Where was the role model for young girls? Only one female “superheroine” stood out to me as being a character in her own right, with her own storylines not dependent on a relationship with a male character. Who was this independent woman-Wonder Woman of course! She could fight the bad guys as well as any costumed superhero, with strength, speed, and grace that defied the laws of physics, as well as the limits of ordinary men. She was beautiful, brilliant, and had her own gadgets, not to mention an invisible plane. What made her really stand out though, was her kindness, and her resolve to end conflicts without violence whenever possible.
“Wonder Woman” began her career as a comic book character in 1941. She has graced numerous issues since then, both as a solo character and as a member of the Justice League. She appeared in numerous cartoons and a live-action television series in the 1970s. Over the years, her image has graced every sort of merchandise imaginable, including lunch boxes, Barbie dolls, and costumes to fit fans of every age. She has been held up as an icon for feminism, for female independence, for patriotism thanks to her early years fighting Nazis and her colorful costume, and as a role model for impressionable young girls.
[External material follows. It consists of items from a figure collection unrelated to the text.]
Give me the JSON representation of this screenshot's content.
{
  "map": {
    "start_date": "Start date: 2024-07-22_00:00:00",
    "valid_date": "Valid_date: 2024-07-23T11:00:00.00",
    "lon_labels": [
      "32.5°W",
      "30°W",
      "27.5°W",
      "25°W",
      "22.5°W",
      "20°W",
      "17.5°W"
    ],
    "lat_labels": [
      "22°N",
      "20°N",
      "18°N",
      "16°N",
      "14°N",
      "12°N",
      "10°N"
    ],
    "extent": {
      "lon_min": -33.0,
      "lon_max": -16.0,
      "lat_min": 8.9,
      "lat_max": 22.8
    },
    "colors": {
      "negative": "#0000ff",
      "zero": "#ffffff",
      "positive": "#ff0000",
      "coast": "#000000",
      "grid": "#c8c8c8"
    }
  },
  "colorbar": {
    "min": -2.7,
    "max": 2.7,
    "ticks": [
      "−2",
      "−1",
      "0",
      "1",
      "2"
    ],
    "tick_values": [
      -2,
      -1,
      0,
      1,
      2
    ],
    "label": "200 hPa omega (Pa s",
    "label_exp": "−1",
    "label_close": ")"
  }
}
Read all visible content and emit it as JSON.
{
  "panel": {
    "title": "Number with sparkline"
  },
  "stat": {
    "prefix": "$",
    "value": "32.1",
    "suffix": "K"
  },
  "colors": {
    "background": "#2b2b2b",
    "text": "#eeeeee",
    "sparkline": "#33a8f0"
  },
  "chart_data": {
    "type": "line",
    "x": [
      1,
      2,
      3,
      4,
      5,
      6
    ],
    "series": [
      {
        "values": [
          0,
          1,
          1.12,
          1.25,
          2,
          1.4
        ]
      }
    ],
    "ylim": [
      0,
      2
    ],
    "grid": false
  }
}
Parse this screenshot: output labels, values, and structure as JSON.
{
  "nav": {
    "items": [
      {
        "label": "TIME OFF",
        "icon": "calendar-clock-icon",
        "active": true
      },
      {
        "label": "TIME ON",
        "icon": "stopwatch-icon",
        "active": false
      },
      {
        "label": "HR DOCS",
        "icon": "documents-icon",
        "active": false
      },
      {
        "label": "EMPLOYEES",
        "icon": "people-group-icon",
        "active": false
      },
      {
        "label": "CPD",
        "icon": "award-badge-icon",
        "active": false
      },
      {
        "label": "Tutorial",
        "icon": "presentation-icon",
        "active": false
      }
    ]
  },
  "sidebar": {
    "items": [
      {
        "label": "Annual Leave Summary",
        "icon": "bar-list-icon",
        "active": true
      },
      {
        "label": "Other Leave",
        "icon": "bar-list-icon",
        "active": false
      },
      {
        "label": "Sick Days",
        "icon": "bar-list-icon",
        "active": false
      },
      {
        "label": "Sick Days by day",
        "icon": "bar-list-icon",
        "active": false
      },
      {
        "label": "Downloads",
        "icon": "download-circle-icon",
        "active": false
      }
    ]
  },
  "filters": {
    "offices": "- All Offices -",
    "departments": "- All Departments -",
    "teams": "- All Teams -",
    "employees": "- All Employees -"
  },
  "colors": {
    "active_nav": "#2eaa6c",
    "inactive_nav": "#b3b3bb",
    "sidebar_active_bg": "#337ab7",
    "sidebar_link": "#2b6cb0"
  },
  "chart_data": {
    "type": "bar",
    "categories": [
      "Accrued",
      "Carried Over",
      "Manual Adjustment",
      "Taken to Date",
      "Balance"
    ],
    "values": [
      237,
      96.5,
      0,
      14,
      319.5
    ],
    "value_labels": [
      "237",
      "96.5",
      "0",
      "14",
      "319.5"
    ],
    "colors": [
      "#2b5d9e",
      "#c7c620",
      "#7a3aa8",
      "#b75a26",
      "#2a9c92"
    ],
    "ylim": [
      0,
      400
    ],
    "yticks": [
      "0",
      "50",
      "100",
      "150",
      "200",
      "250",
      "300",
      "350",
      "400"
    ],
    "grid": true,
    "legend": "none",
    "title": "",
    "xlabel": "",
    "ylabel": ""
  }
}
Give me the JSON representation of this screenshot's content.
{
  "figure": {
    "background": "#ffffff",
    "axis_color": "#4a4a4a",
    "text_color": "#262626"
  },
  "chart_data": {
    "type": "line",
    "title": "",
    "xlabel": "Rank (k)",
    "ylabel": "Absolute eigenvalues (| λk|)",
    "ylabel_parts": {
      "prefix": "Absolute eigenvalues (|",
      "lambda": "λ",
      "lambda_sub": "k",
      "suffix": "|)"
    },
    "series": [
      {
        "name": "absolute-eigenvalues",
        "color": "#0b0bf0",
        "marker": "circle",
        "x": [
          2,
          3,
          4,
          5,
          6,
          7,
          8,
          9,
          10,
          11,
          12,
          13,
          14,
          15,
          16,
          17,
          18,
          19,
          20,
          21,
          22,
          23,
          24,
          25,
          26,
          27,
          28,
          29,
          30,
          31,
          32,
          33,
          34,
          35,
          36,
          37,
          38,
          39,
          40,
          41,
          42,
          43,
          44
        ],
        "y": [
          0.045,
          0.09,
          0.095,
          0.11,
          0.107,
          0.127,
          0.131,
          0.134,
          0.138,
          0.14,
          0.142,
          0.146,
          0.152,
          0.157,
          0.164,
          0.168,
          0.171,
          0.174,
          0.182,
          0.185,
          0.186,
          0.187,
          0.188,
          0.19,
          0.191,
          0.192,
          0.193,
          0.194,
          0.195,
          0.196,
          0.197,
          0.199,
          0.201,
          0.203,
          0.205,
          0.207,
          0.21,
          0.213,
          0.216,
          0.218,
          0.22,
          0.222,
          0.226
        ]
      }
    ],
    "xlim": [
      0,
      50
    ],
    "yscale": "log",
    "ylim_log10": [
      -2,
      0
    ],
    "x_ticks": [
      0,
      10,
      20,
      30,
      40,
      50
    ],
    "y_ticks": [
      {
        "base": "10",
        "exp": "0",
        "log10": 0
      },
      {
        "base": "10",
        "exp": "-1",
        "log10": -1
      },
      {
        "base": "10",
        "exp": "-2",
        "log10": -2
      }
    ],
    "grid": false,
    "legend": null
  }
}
Last year, she made her big screen debut in the somewhat disappointing
Marvel D.C. epic Batman v Superman: Dawn of Justice. Despite the problems with the last few Marvel D.C. features, including the most recent, Suicide Squad, I’m still holding out hope that the movie version of Wonder Woman, coming to theatres on June 2nd, is worthy of the legacy of the character. I’m crossing my fingers that Warner Bros. have learned from the issues with their other features: namely, that big budget special effects don’t make up for poorly developed plots and badly underdeveloped characters.
I’m hoping that the newest incarnation of my favorite childhood superheroine actually lives up to the hype her character deserves. In an age where superheroes are no longer considered just for kids, don’t we deserve an epic blockbuster about the number one costumed female hero of all time?
Here’s to seeing you in the ticket line.
Whoops! Sorry, everyone. Of course, Wonder Woman, Batman, and Superman are products of D.C., not Marvel. I obviously did not drink my tea before I wrote that. My apologies for the confusion.